Пока я переодевался, Валерка вернулся, а с ним парень лет тридцати пяти — сорока. Новичок, во всем своем еще, но видно — готовился к лагерю: стеганая телогрейка, сапоги, рыжая меховая ушанка. Телогрейка нараспашку, а под ней толстый свитер. В общем, вид его показался мне смешным: телогрейка без воротника не вязалась с добротной шапкой, ноги он переставлял косолапо, как медведь, сильно сутулился, держался немного смущенно и растерянно.
Мы познакомились. Это был Юлий Даниэль. Да еще при разговоре он наставлял на меня правое ухо, просил говорить погромче. А сам говорил тихо. Я тоже поворачивался к нему правым ухом и отгибал его ладонью. Значит, коллеги — тоже глухой, как и я. Это нас обоих рассмешило.
Подошли еще наши бригадники, окружили новичка, стали расспрашивать про волю. То и дело в наш барак забегали поглазеть на Даниэля — знаменитость! Вопросы сыпались на него со всех сторон. Мы узнали, что процесс был только по названию открытый, а пускали туда по особым пропускам. Из близких в зале Юлий увидел только свою жену и жену Синявского.
— Я уверен, что друзья пришли бы, но их не пустили, — сказал он.
Большинство в зале были типичные кагэбэшники, но были и писатели. Некоторых Юлий знал по портретам, а кое-кого и в лицо. Одни опускали глаза, отворачивались, двое или трое сочувственно кивнули ему.
— Ну а как ты думаешь, почему такая гласность?
Оказывается, Юлий думал так же, как кое-кто из нас: наверное, на Западе поднялся шум. Сидя в следственном изоляторе, он, конечно, ничего не знал, но кое-что понял со слов судьи и из допроса свидетелей.
— А в изоляторе был в своей одежде или дали тюремную?
— В своей, конечно. И под следствием, и на суде.
— А в камере сидел один?
— Только первые несколько дней. А остальное время вдвоем. Хороший сосед попался, мы с ним партий сто в шахматы сыграли…
Ишь ты, как Пауэрс какой-нибудь! Нас всех обряжали в тюремное с первого дня ареста. Меня все пять месяцев в одиночке держали, других тоже. А эти — ну да, их готовили для «открытого процесса».
— А что вы с Синявским писали?
— А машина у тебя есть? Какой марки — наша или заграничная?
— Той же марки, что и твоя.
Через комнату, где мы разговаривали, прошел капитан Усов. На ходу спросил:
— Новенький? Шапку и свитер сегодня же сдать в каптерку — не положено.
Юлий стал расспрашивать нас о работе. Его подбадривали, как и других новичков:
— Работа тяжелая, но не робей, привыкнешь.

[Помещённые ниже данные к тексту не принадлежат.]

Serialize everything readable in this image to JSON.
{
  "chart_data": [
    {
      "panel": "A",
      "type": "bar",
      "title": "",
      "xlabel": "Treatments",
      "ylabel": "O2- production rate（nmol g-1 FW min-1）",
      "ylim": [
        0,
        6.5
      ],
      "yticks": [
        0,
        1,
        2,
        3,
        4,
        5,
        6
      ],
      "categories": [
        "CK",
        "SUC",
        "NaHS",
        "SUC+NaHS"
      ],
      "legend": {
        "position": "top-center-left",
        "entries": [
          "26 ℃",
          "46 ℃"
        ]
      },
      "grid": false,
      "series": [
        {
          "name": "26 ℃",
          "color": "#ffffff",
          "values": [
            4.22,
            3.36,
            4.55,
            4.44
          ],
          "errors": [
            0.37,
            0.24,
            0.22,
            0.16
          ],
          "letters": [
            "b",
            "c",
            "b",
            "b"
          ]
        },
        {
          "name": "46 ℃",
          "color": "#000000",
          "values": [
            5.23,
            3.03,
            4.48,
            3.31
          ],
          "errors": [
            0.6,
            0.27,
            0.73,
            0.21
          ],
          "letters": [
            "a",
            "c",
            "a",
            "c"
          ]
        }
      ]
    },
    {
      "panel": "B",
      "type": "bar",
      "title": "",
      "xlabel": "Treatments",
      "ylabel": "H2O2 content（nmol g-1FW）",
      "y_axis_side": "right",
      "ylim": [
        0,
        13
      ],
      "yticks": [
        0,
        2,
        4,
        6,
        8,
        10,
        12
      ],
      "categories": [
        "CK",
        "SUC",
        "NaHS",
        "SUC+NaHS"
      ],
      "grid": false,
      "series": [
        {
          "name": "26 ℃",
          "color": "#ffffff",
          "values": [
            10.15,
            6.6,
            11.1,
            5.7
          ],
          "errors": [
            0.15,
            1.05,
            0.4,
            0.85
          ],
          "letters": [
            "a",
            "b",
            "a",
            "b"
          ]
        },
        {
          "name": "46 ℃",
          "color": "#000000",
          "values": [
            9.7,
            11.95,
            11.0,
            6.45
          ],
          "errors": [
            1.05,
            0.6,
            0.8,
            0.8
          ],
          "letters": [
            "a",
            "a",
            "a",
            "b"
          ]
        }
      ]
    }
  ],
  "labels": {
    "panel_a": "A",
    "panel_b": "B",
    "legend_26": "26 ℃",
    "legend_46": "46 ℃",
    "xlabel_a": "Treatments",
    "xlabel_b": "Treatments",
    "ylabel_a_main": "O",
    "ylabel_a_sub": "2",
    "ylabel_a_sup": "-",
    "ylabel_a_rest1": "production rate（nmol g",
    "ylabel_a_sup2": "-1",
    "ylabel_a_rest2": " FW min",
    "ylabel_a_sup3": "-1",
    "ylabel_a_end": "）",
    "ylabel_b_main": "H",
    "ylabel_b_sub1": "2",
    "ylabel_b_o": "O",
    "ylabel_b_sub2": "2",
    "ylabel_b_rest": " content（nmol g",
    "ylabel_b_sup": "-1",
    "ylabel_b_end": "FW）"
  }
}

Не ты один, многие раньше ничего, кроме авторучки, в руках не держали, теперь лопатой орудуют — будь здоров. Вытянешь!
Больше, чем о себе, Юлий говорил об Андрее Синявском.
— Вот это человек! И писатель, каких сейчас в России, может, один или два, не больше.
Он очень беспокоился о друге: как-то он устроился в лагере, на какую работу попадет, не было бы ему слишком тяжело. Это нам всем, конечно, понравилось.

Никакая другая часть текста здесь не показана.